Mr Pickwick changed colour.
‘Ah,’ said Mr Wardle. ‘Well, that’s important. There was nothing suspicious then, I suppose?’
Mr Tupman glanced timidly at his leader. ‘Why,’ said he, ‘there was nothing suspicious; but—I don’t know how it happened, mind—she certainly was reclining in his arms.’
‘Gracious powers!’ ejaculated Mr Pickwick, as the recollection of the scene in question struck forcibly upon him; ‘what a dreadful instance of the force of circumstances! So she was—so she was.’
‘And our friend was soothing her anguish,’ said Mr Winkle, rather maliciously.
‘So I was,’ said Mr Pickwick. ‘I don’t deny it. So I was.’
‘Hollo!’ said Wardle; ‘for a case in which there’s nothing suspicious, this looks rather queer—eh, Pickwick? Ah, sly dog—sly dog!’ and he laughed till the glasses on the sideboard rang again.
‘What a dreadful conjunction of appearances!’ exclaimed Mr Pickwick, resting his chin upon his hands. ‘Winkle—Tupman—I beg your pardon for the observations I made just now. We are all the victims of circumstances, and I the greatest.’ With this apology Mr Pickwick buried his head in his hands, and ruminated; while Wardle measured out a regular circle of nods and winks, addressed to the other members of the company.

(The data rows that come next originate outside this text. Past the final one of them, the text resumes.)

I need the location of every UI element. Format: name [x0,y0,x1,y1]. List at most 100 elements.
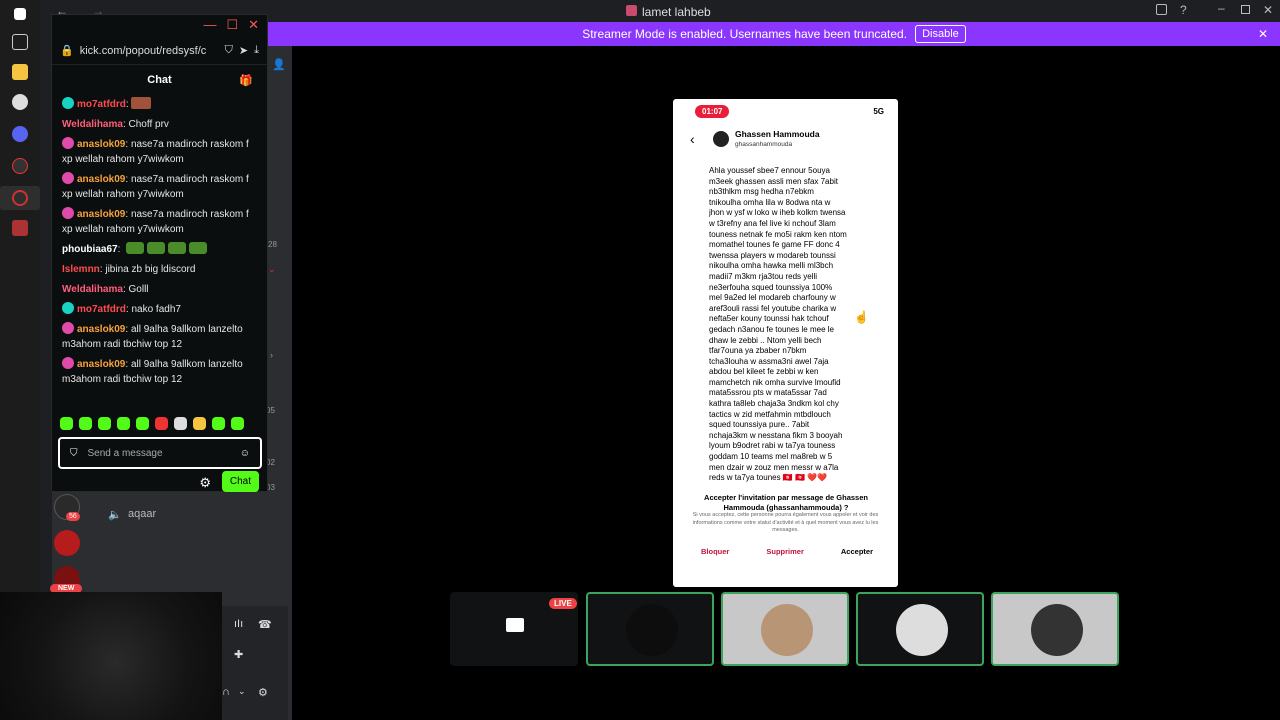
emoji-icon[interactable]: ☺ [240,448,250,459]
participant-tile-1[interactable] [586,592,714,666]
profile-handle: ghassanhammouda [735,141,793,148]
delete-button[interactable]: Supprimer [766,547,804,556]
profile-avatar [713,131,729,147]
download-icon[interactable]: ⤓ [254,44,259,57]
minimize-icon[interactable]: — [203,17,216,35]
file-explorer-icon[interactable] [12,64,28,80]
chat-username[interactable]: Islemnn [62,264,100,275]
emote-icon[interactable] [174,417,187,430]
window-title: lamet lahbeb [642,5,711,19]
inbox-icon[interactable] [1156,4,1167,15]
emote-icon[interactable] [98,417,111,430]
emote-icon[interactable] [60,417,73,430]
send-icon[interactable]: ➤ [239,44,248,57]
gift-icon[interactable]: 🎁 [239,74,253,87]
user-settings-icon[interactable]: ⚙ [258,686,268,699]
windows-start-icon[interactable] [14,8,26,20]
chat-text: Choff prv [128,119,169,130]
chrome-taskbar-icon[interactable] [12,158,28,174]
soundboard-icon[interactable]: ıIı [234,618,243,630]
disconnect-icon[interactable]: ☎ [258,618,272,631]
participant-avatar [896,604,948,656]
discord-taskbar-icon[interactable] [12,126,28,142]
shield-icon[interactable]: ⛉ [225,44,233,57]
task-view-icon[interactable] [12,34,28,50]
message-body: Ahla youssef sbee7 ennour 5ouya m3eek gh… [709,166,847,483]
chat-username[interactable]: mo7atfdrd [77,99,126,110]
maximize-icon[interactable] [1241,5,1250,14]
chat-username[interactable]: anaslok09 [77,209,125,220]
close-icon[interactable]: ✕ [248,17,259,35]
add-member-icon[interactable]: 👤 [272,58,286,71]
emote-icon [126,242,145,254]
chat-message: anaslok09: nase7a madiroch raskom f xp w… [62,207,249,235]
activities-icon[interactable]: ✚ [234,648,243,661]
disable-button[interactable]: Disable [915,25,966,43]
monitor-icon [506,618,524,632]
participant-tile-4[interactable] [991,592,1119,666]
settings-gear-icon[interactable]: ⚙ [199,475,211,491]
emote-icon[interactable] [193,417,206,430]
chat-message: mo7atfdrd: [62,97,257,112]
emote-icon[interactable] [136,417,149,430]
emote-icon[interactable] [231,417,244,430]
send-message-placeholder: Send a message [87,447,163,459]
help-icon[interactable]: ? [1180,3,1187,17]
chat-username[interactable]: anaslok09 [77,174,125,185]
voice-controls: ıIı ☎ ✚ ∩ ⌄ ⚙ [222,606,288,720]
participant-tile-2[interactable] [721,592,849,666]
chat-text: jibina zb big ldiscord [105,264,196,275]
back-chevron-icon[interactable]: ‹ [690,131,695,147]
chat-text: nako fadh7 [131,304,181,315]
profile-name[interactable]: Ghassen Hammouda [735,129,820,139]
chevron-down-icon[interactable]: ⌄ [268,264,276,275]
server-icon-2[interactable] [54,530,80,556]
chevron-right-icon[interactable]: › [270,350,273,360]
emote-icon[interactable] [117,417,130,430]
chat-username[interactable]: anaslok09 [77,139,125,150]
cloud-app-icon[interactable] [12,94,28,110]
participant-avatar [761,604,813,656]
block-button[interactable]: Bloquer [701,547,729,556]
chat-username[interactable]: anaslok09 [77,359,125,370]
emote-bar [60,417,244,430]
close-window-icon[interactable]: ✕ [1263,3,1273,17]
emote-icon[interactable] [79,417,92,430]
chat-send-button[interactable]: Chat [221,471,259,492]
user-badge-icon [62,302,74,314]
minimize-icon[interactable]: – [1218,1,1225,15]
chat-username[interactable]: Weldalihama [62,284,123,295]
url-bar: 🔒 kick.com/popout/redsysf/c ⛉ ➤ ⤓ [52,37,267,65]
headphones-icon[interactable]: ∩ [222,686,230,698]
chat-message: anaslok09: nase7a madiroch raskom f xp w… [62,172,249,200]
close-banner-icon[interactable]: ✕ [1258,27,1268,41]
chat-message: Weldalihama: Golll [62,284,149,295]
user-badge-icon [62,172,74,184]
chevron-down-icon[interactable]: ⌄ [238,686,246,697]
chat-popout-window: — ☐ ✕ 🔒 kick.com/popout/redsysf/c ⛉ ➤ ⤓ … [51,14,268,492]
lock-icon: 🔒 [60,45,74,57]
emote-icon [131,97,152,109]
maximize-icon[interactable]: ☐ [226,17,238,35]
chat-message: mo7atfdrd: nako fadh7 [62,302,257,317]
participant-tile-3[interactable] [856,592,984,666]
accept-button[interactable]: Accepter [841,547,873,556]
chat-username[interactable]: anaslok09 [77,324,125,335]
streamer-mode-banner: Streamer Mode is enabled. Usernames have… [268,22,1280,46]
emote-icon[interactable] [212,417,225,430]
winrar-taskbar-icon[interactable] [12,220,28,236]
opera-taskbar-icon[interactable] [12,190,28,206]
shield-icon: ⛉ [70,447,78,459]
chat-username[interactable]: phoubiaa67 [62,244,118,255]
send-message-input[interactable]: ⛉ Send a message ☺ [58,437,262,469]
emote-icon[interactable] [155,417,168,430]
participant-avatar [1031,604,1083,656]
member-name[interactable]: aqaar [128,508,156,520]
user-badge-icon [62,322,74,334]
chat-title: Chat [147,74,172,86]
chat-username[interactable]: mo7atfdrd [77,304,126,315]
invite-actions: Bloquer Supprimer Accepter [701,547,873,556]
chat-username[interactable]: Weldalihama [62,119,123,130]
chat-messages: mo7atfdrd: Weldalihama: Choff prv anaslok… [52,97,267,407]
url-text[interactable]: kick.com/popout/redsysf/c [80,45,219,57]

‘I’ll have it explained, though,’ said Mr Pickwick, raising his head and hammering the table. ‘I’ll see this Dodson and Fogg! I’ll go to London to-morrow.’

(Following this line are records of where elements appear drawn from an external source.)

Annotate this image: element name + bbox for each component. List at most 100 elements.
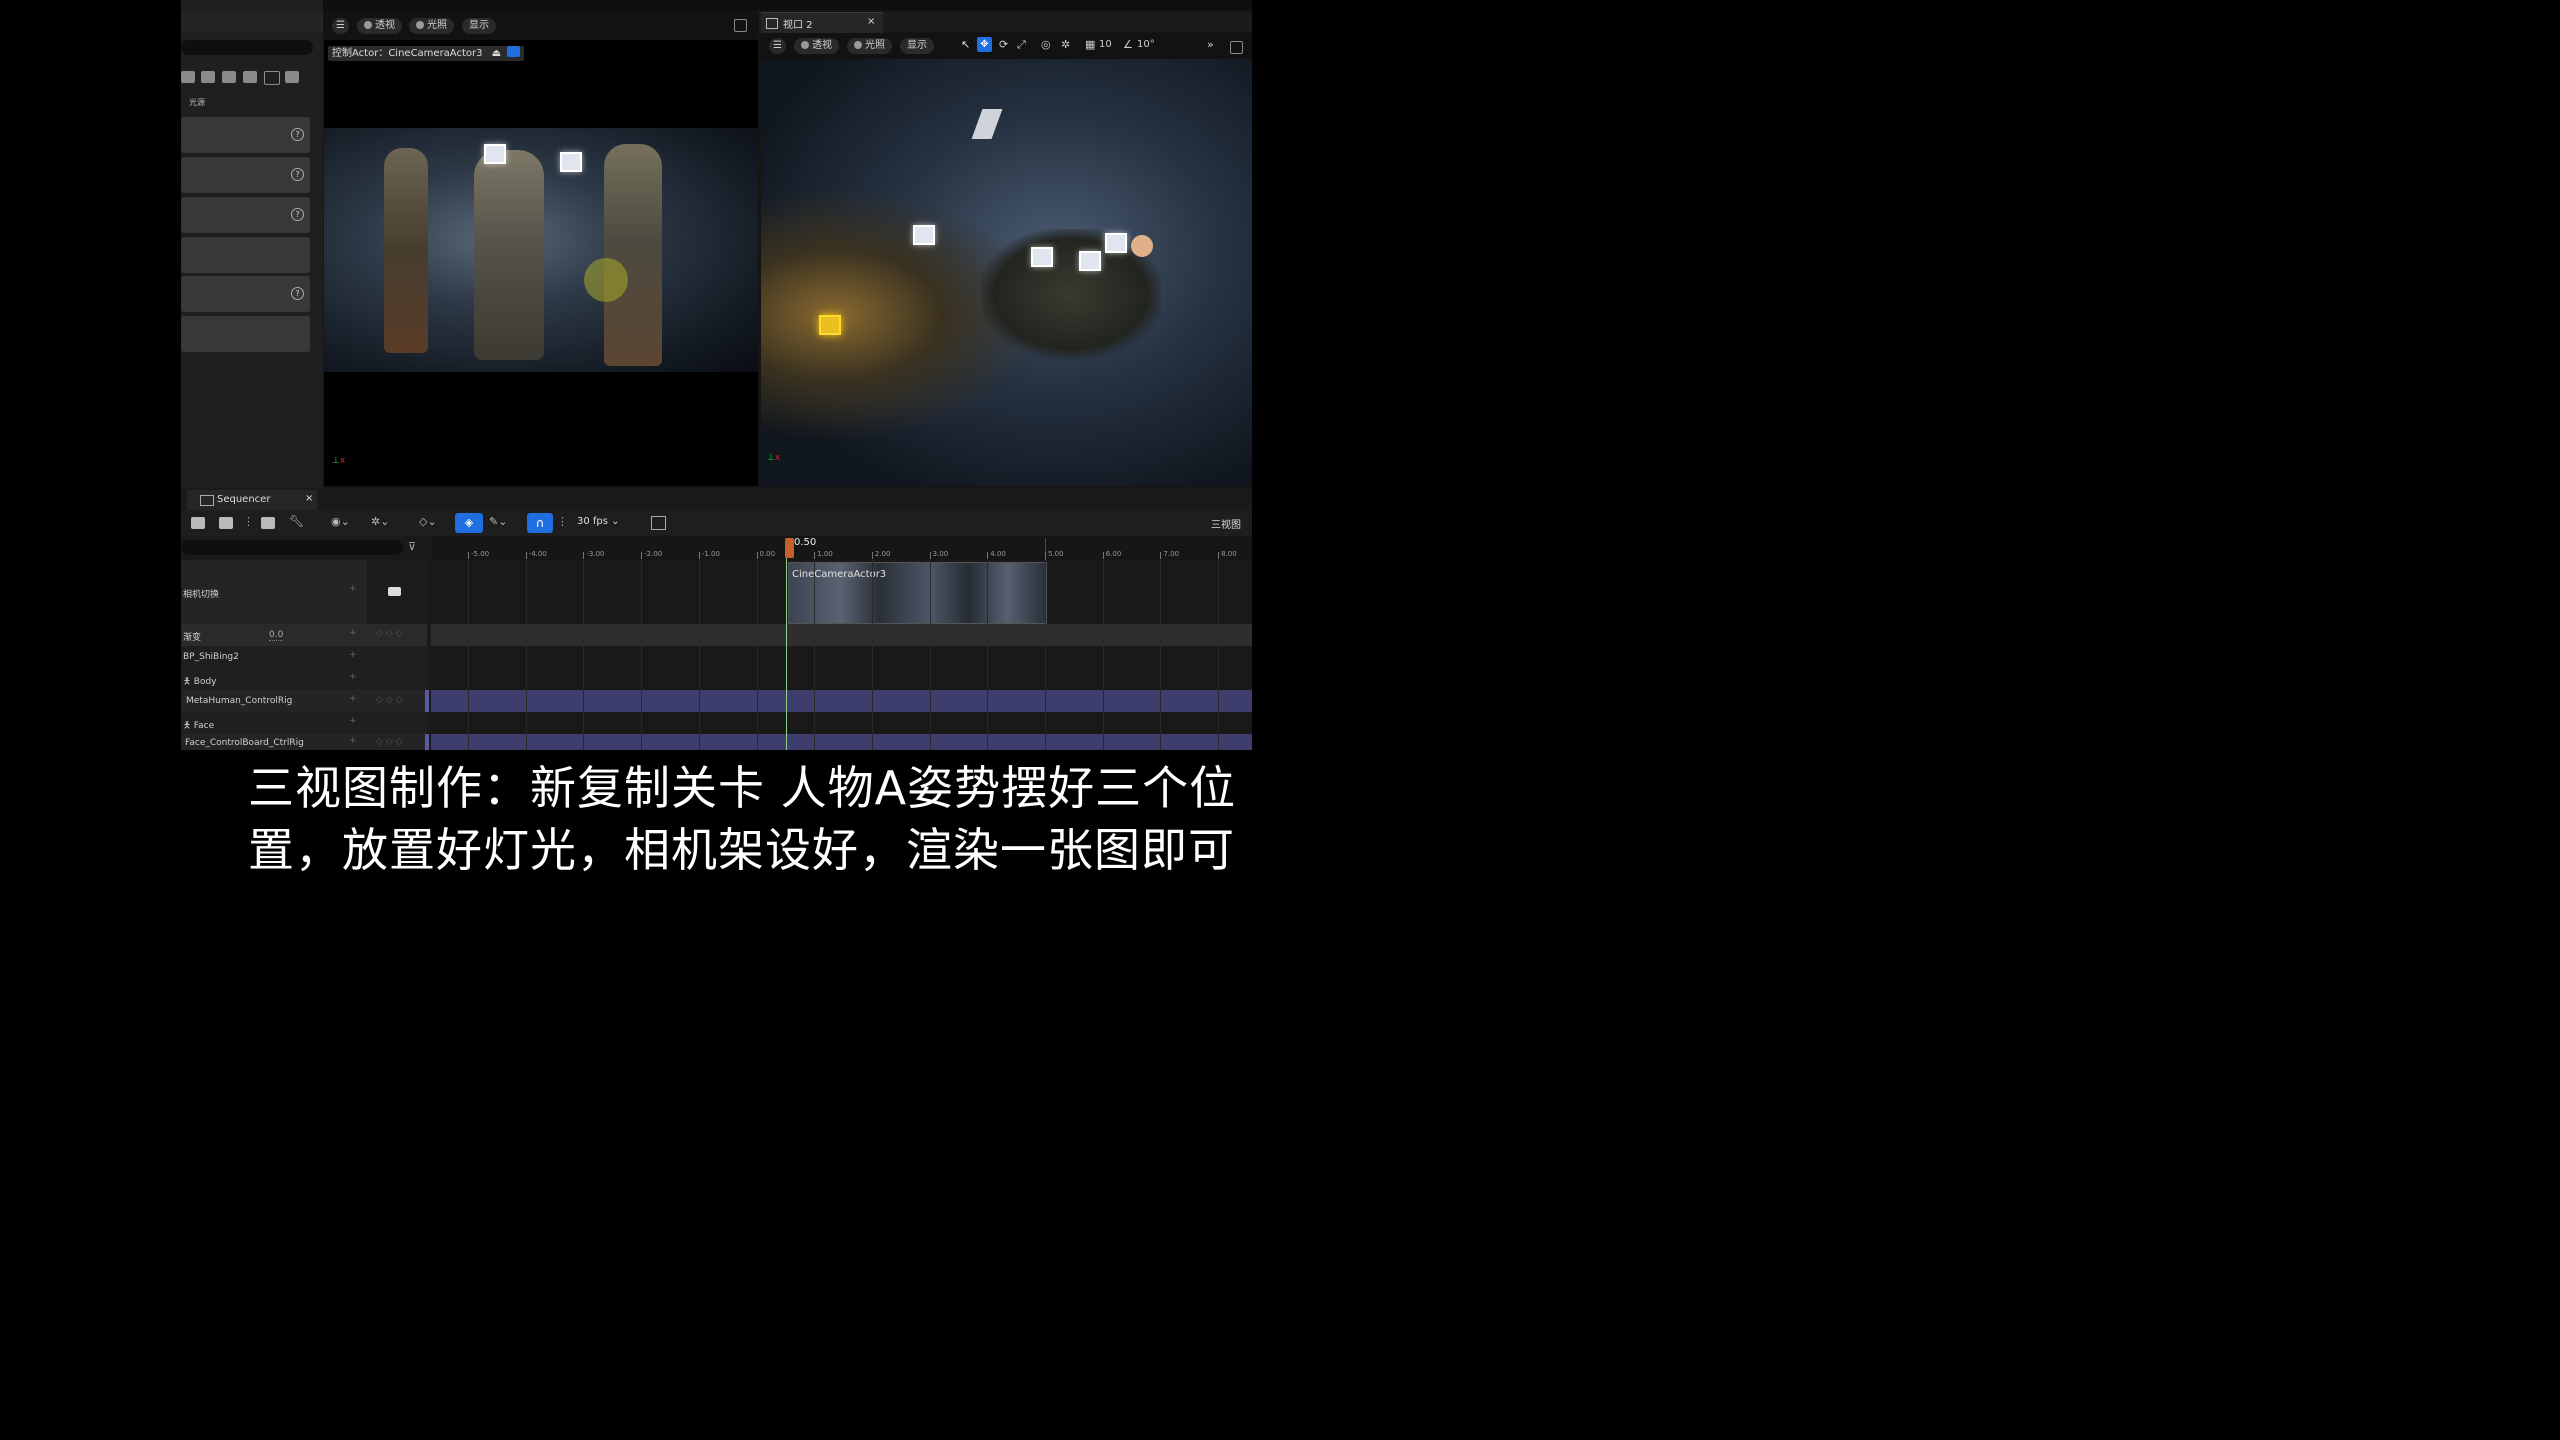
menu-button[interactable]: ☰ bbox=[332, 18, 349, 34]
fade-value-input[interactable]: 0.0 bbox=[269, 630, 284, 641]
help-icon[interactable]: ? bbox=[291, 168, 304, 181]
menu-button[interactable]: ☰ bbox=[769, 38, 786, 54]
light-icon[interactable] bbox=[1031, 247, 1053, 267]
light-icon[interactable] bbox=[819, 315, 841, 335]
grid-snap-icon[interactable]: ▦ bbox=[1085, 38, 1095, 51]
angle-snap-icon[interactable]: ∠ bbox=[1123, 38, 1133, 51]
track-fade[interactable]: 渐变 0.0 + ◇ ◇ ◇ bbox=[181, 624, 427, 646]
world-icon[interactable]: ◎ bbox=[1041, 38, 1051, 51]
actor-to-sequencer-icon[interactable] bbox=[261, 517, 275, 529]
track-control-rig[interactable]: MetaHuman_ControlRig + ◇ ◇ ◇ bbox=[181, 690, 429, 712]
camera-lock-icon[interactable] bbox=[507, 46, 521, 57]
mesh-icon[interactable] bbox=[201, 71, 215, 83]
tab-sequencer[interactable]: Sequencer × bbox=[187, 490, 317, 510]
time-ruler[interactable] bbox=[431, 536, 1252, 560]
track-search-input[interactable] bbox=[181, 540, 403, 555]
lane-actor[interactable] bbox=[431, 646, 1252, 690]
light-icon[interactable] bbox=[1079, 251, 1101, 271]
key-nav-icon[interactable]: ◇ ◇ ◇ bbox=[376, 737, 403, 747]
lighting-button[interactable]: 光照 bbox=[409, 18, 454, 34]
property-row[interactable] bbox=[181, 316, 310, 352]
panel-tab[interactable] bbox=[181, 12, 323, 32]
scale-icon[interactable]: ⤢ bbox=[1017, 38, 1026, 52]
maximize-icon[interactable] bbox=[734, 19, 747, 32]
key-icon[interactable]: ◇⌄ bbox=[419, 515, 437, 528]
box-icon[interactable] bbox=[264, 71, 280, 85]
particle-icon[interactable] bbox=[222, 71, 236, 83]
key-nav-icon[interactable]: ◇ ◇ ◇ bbox=[376, 695, 403, 705]
fps-select[interactable]: 30 fps ⌄ bbox=[577, 516, 620, 527]
settings-icon[interactable]: ✲⌄ bbox=[371, 515, 389, 528]
add-icon[interactable]: + bbox=[349, 650, 357, 660]
lane-fade[interactable] bbox=[431, 624, 1252, 646]
track-body[interactable]: 🯅 Body + bbox=[181, 668, 427, 690]
shape-icon[interactable] bbox=[285, 71, 299, 83]
track-camera-cut[interactable]: 相机切换 + bbox=[181, 560, 427, 624]
lane-face[interactable] bbox=[431, 712, 1252, 734]
light-sphere-icon[interactable] bbox=[1131, 235, 1153, 257]
maximize-icon[interactable] bbox=[1230, 41, 1243, 54]
add-icon[interactable]: + bbox=[349, 584, 357, 594]
add-icon[interactable]: + bbox=[349, 628, 357, 638]
lane-face-rig[interactable] bbox=[431, 734, 1252, 750]
camera-shot-clip[interactable]: CineCameraActor3 bbox=[788, 562, 1047, 624]
snap-magnet-icon[interactable]: ∩ bbox=[527, 513, 553, 533]
eject-icon[interactable]: ⏏ bbox=[492, 48, 501, 59]
more-icon[interactable]: ⋮ bbox=[557, 515, 568, 528]
more-icon[interactable]: ⋮ bbox=[243, 515, 254, 528]
track-face[interactable]: 🯅 Face + bbox=[181, 712, 427, 734]
perspective-button[interactable]: 透视 bbox=[794, 38, 839, 54]
playhead-handle[interactable] bbox=[785, 538, 794, 558]
property-row[interactable]: ? bbox=[181, 157, 310, 193]
wrench-icon[interactable]: 🔧︎ bbox=[289, 514, 304, 528]
help-icon[interactable]: ? bbox=[291, 128, 304, 141]
add-icon[interactable]: + bbox=[349, 716, 357, 726]
camera-icon[interactable] bbox=[191, 517, 205, 529]
show-button[interactable]: 显示 bbox=[462, 18, 496, 34]
lane-control-rig[interactable] bbox=[431, 690, 1252, 712]
pen-icon[interactable]: ✎⌄ bbox=[489, 515, 507, 528]
viewport-camera[interactable]: ☰ 透视 光照 显示 控制Actor：CineCameraActor3 ⏏ ⊥x bbox=[324, 10, 758, 486]
auto-key-icon[interactable]: ◈ bbox=[455, 513, 483, 533]
property-row[interactable]: ? bbox=[181, 117, 310, 153]
rotate-snap-value[interactable]: 10° bbox=[1137, 39, 1155, 50]
property-row[interactable]: ? bbox=[181, 197, 310, 233]
move-icon[interactable]: ✥ bbox=[977, 37, 992, 52]
light-icon[interactable] bbox=[913, 225, 935, 245]
camera-icon[interactable] bbox=[388, 587, 401, 596]
tab-viewport2[interactable]: 视口 2 × bbox=[761, 12, 883, 33]
show-button[interactable]: 显示 bbox=[900, 38, 934, 54]
rotate-icon[interactable]: ⟳ bbox=[999, 38, 1008, 51]
curve-editor-icon[interactable] bbox=[651, 516, 666, 530]
light-icon[interactable] bbox=[560, 152, 582, 172]
surface-snap-icon[interactable]: ✲ bbox=[1061, 38, 1070, 51]
light-icon[interactable] bbox=[1105, 233, 1127, 253]
search-input[interactable] bbox=[181, 40, 313, 55]
actor-icon[interactable] bbox=[243, 71, 257, 83]
light-icon[interactable] bbox=[484, 144, 506, 164]
lighting-button[interactable]: 光照 bbox=[847, 38, 892, 54]
perspective-button[interactable]: 透视 bbox=[357, 18, 402, 34]
property-row[interactable]: ? bbox=[181, 276, 310, 312]
render-icon[interactable] bbox=[219, 517, 233, 529]
help-icon[interactable]: ? bbox=[291, 208, 304, 221]
camera-actor-icon[interactable] bbox=[971, 109, 1003, 139]
track-actor[interactable]: BP_ShiBing2 + bbox=[181, 646, 427, 668]
close-icon[interactable]: × bbox=[867, 16, 875, 27]
property-row[interactable] bbox=[181, 237, 310, 273]
viewport-perspective[interactable]: ☰ 透视 光照 显示 ↖ ✥ ⟳ ⤢ ◎ ✲ ▦ 10 ∠ 10° » ⊥x bbox=[761, 33, 1252, 486]
select-icon[interactable]: ↖ bbox=[961, 38, 970, 51]
help-icon[interactable]: ? bbox=[291, 287, 304, 300]
expand-icon[interactable]: » bbox=[1207, 38, 1214, 51]
filter-icon[interactable] bbox=[181, 71, 195, 83]
focus-target-icon[interactable] bbox=[584, 258, 628, 302]
key-nav-icon[interactable]: ◇ ◇ ◇ bbox=[376, 629, 403, 639]
filter-icon[interactable]: ⊽ bbox=[408, 540, 416, 553]
track-face-rig[interactable]: Face_ControlBoard_CtrlRig + ◇ ◇ ◇ bbox=[181, 734, 429, 750]
grid-snap-value[interactable]: 10 bbox=[1099, 39, 1112, 50]
add-icon[interactable]: + bbox=[349, 672, 357, 682]
view-icon[interactable]: ◉⌄ bbox=[331, 515, 350, 528]
add-icon[interactable]: + bbox=[349, 694, 357, 704]
add-icon[interactable]: + bbox=[349, 736, 357, 746]
close-icon[interactable]: × bbox=[305, 493, 313, 504]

‘Not to-morrow,’ said Wardle; ‘you’re too lame.’
‘Well, then, next day.’
‘Next day is the first of September, and you’re pledged to ride out with us, as far as Sir Geoffrey Manning’s grounds at all events, and to meet us at lunch, if you don’t take the field.’
‘Well, then, the day after,’ said Mr Pickwick; ‘Thursday.—Sam!’
‘Sir,’ replied Mr Weller.
‘Take two places outside to London, on Thursday morning, for yourself and me.’
‘Wery well, Sir.’
Mr Weller left the room, and departed slowly on his errand, with his hands in his pocket and his eyes fixed on the ground.
‘Rum feller, the hemperor,’ said Mr Weller, as he walked slowly up the street. ‘Think o’ his makin’ up to that ‘ere Mrs Bardell—vith a little boy, too! Always the vay vith these here old ‘uns howsoever, as is such steady goers to look at. I didn’t think he’d ha’ done it, though—I didn’t think he’d ha’ done it!’ Moralising in this strain, Mr Samuel Weller bent his steps towards the booking-office.